Pennsylvania, a must-win state for Trump where polls show Democratic challenger Joe Biden in the lead, reported a record daily high of 2,751 new cases on Monday along with 23 deaths from Covid-19.

An average of 671 people died in the U.S. per day during the seven day period ending Monday, NBC News figures showed.

That’s a much lower death toll from the high of 2,803 fatalities-per-day recorded in April, when U.S. health officials were still trying to understand how the virus was spreading and scrambling to find enough ventilators and hospital beds to treat critically ill patients.

It was during this period that states like New York, which continues to lead the nation with 34,341 deaths, recorded most of its Covid-19 fatalities.

States like Texas (18,081 deaths) and Florida (16,652 deaths) recorded the bulk of their Covid-19 deaths after they started lifting their lockdowns in May, at the urging of Trump and to the dismay of public health experts, NBC News statistics have shown.

While Europe has been grappling with a second wave of Covid-19 infections that has forced countries like France, Spain, Germany, Italy and Poland to re-impose lockdowns and other restrictions aimed at curbing the spread, public health experts in the U.S. said the nation never made it out of the first wave.

“I look at it more as an elongated exacerbation of the original first wave,” Dr.
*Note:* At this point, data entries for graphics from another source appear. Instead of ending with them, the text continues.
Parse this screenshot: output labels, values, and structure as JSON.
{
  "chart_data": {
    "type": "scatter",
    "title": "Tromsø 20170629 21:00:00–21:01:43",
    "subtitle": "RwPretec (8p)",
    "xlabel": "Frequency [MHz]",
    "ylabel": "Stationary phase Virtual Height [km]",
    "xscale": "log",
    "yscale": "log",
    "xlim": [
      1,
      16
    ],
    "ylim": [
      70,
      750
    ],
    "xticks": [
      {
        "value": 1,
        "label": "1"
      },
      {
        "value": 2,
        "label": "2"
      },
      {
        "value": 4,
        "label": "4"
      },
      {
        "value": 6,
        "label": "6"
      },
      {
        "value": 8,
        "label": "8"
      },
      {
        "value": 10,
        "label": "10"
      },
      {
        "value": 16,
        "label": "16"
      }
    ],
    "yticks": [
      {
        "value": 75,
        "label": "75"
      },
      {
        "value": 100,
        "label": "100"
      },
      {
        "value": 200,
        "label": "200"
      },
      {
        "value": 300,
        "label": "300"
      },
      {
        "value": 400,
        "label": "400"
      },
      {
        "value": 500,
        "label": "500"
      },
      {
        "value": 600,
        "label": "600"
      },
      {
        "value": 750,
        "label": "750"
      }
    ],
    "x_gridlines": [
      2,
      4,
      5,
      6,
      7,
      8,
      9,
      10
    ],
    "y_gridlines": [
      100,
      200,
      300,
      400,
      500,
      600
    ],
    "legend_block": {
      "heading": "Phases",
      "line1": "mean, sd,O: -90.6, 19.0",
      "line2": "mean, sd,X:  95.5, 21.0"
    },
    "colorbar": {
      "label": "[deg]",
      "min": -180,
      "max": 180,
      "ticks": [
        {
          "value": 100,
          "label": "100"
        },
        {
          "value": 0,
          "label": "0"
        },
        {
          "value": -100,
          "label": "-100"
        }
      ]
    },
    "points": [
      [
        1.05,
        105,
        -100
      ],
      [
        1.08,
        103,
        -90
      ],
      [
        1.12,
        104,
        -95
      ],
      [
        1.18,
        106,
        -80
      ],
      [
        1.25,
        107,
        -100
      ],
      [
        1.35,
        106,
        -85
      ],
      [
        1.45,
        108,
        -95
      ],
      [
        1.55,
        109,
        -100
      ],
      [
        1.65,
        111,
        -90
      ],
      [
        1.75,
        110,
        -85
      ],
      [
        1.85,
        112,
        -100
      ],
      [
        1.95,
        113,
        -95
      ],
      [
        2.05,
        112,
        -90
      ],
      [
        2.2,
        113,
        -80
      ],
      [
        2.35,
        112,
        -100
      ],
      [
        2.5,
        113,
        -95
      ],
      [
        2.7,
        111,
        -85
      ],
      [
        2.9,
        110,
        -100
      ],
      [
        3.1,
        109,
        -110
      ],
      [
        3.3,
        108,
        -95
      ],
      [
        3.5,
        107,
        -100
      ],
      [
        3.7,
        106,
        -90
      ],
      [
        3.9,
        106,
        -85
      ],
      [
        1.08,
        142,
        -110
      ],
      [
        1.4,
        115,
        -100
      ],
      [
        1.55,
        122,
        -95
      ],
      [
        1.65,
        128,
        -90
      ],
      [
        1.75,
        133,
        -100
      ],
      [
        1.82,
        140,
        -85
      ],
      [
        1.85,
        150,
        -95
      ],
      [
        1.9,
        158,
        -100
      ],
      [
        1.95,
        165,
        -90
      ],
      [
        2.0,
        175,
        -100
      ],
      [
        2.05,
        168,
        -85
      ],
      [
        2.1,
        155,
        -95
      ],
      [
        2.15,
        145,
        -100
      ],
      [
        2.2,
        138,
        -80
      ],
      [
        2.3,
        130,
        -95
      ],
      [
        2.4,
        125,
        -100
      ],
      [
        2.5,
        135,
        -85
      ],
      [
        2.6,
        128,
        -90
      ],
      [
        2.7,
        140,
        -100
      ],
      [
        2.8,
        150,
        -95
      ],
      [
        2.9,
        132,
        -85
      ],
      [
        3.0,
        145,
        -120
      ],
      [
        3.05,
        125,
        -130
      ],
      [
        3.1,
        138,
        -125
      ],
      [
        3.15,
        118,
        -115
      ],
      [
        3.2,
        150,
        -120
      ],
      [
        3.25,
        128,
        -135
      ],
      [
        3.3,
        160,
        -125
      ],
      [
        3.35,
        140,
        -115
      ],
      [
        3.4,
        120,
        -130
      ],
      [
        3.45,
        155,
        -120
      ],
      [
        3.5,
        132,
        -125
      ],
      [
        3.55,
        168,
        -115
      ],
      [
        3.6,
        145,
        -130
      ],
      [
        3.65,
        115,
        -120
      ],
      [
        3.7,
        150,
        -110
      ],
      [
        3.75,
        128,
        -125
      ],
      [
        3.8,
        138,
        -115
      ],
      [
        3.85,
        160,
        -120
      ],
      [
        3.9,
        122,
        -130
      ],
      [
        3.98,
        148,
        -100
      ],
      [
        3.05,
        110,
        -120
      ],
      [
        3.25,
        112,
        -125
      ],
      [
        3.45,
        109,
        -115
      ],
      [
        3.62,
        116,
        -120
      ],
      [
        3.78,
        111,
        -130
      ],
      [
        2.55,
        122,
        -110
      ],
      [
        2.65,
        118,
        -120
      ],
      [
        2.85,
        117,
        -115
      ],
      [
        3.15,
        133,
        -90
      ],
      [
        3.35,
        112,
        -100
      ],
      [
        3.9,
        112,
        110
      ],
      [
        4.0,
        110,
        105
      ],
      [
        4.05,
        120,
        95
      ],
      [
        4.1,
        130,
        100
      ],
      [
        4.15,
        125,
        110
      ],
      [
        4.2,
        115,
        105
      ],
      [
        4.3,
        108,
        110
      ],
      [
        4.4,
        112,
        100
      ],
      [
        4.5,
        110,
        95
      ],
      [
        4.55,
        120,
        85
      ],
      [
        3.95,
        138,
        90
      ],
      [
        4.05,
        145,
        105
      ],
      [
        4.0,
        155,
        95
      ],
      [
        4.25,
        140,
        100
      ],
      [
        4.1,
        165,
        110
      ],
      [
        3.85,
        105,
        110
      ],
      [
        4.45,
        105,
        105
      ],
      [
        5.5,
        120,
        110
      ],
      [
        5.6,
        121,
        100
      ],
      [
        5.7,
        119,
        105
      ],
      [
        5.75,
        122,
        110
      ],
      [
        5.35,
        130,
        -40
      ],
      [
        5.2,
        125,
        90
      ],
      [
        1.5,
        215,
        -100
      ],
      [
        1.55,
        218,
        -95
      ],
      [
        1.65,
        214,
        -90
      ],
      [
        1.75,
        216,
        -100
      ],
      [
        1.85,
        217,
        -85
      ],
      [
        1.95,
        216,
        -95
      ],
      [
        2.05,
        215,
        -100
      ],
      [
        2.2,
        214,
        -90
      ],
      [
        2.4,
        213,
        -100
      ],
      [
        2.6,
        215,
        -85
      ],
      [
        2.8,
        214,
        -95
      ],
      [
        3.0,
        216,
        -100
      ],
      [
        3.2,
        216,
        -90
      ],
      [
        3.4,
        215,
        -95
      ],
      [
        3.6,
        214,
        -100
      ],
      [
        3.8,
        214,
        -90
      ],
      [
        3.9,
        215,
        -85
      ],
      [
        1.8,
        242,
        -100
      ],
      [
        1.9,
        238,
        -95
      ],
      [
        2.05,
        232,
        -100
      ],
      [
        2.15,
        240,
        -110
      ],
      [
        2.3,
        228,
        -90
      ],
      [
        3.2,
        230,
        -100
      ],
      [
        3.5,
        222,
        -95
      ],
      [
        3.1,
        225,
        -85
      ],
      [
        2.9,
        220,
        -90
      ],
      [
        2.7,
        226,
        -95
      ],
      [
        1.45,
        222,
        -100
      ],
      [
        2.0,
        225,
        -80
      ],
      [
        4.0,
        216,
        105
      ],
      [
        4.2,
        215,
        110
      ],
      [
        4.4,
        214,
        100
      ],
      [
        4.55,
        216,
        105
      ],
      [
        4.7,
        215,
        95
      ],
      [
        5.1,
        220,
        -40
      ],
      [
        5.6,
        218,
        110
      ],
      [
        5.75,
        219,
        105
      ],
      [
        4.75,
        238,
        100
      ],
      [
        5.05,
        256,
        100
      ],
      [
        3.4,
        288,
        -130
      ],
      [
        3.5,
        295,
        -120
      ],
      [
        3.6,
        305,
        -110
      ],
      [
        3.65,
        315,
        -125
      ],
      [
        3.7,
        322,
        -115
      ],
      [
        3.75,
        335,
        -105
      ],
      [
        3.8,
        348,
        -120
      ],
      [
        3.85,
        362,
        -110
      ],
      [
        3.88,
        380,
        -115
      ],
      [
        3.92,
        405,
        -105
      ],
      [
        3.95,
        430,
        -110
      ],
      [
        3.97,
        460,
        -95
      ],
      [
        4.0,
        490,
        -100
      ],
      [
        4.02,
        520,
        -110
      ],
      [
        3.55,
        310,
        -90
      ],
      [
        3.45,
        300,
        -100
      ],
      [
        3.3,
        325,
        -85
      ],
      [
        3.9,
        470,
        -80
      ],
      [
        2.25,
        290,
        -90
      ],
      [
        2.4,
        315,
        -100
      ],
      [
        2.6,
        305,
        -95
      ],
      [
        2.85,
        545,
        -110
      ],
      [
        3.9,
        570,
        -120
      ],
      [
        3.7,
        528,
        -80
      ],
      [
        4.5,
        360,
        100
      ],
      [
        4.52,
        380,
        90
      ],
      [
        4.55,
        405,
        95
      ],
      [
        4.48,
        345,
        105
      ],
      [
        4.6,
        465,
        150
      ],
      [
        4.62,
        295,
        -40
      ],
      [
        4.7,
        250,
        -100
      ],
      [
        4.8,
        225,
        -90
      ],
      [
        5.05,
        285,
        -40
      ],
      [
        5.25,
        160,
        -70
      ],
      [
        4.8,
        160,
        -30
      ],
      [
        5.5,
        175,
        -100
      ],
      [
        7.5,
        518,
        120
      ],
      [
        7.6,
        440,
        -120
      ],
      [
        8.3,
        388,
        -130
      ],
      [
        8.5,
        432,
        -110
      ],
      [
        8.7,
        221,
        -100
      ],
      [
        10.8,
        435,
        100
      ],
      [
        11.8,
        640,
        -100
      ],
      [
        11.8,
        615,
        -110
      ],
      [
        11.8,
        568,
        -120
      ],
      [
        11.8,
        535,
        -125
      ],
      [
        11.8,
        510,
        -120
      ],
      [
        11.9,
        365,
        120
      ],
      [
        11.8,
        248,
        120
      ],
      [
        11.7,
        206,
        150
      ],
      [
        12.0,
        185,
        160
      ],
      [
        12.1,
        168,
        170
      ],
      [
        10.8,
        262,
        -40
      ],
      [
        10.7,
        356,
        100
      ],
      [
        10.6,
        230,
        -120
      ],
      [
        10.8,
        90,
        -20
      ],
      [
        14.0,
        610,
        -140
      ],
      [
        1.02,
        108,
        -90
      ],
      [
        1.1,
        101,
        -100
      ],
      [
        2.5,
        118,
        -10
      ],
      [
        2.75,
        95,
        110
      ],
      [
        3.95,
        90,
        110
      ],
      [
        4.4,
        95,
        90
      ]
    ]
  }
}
Anthony Fauci, director of the National Institute for Allergy and Infectious Diseases, said Monday at a Yahoo Finance forum. “It’s kind of semantics. You want to call it the third wave or an extended first wave, no matter how you look at it, it’s not good news.”

With the weather getting colder and more people heading indoors where infections spread easier, Fauci and other infectious disease experts have been pleading with Americans to keep wearing masks and to social distance as much as possible.

Trump, however, continues to undermine that message by refusing to mask-up, even after he and first lady Melania Trump contracted Covid-19 themselves.

Neither was wearing a mask at Monday’s late night ceremony on the South Lawn of the White House to swear in new Supreme Court Justice Amy Coney Barrett, The New York Times reported. And neither did Barrett, who has also recovered from a coronavirus infection.

Other guests at the event were required to wear masks and social distance in an attempt by the White House to prevent Monday’s bash from turning into another “superspreader event” like last month’s Rose Garden ceremony when Barrett was officially introduced.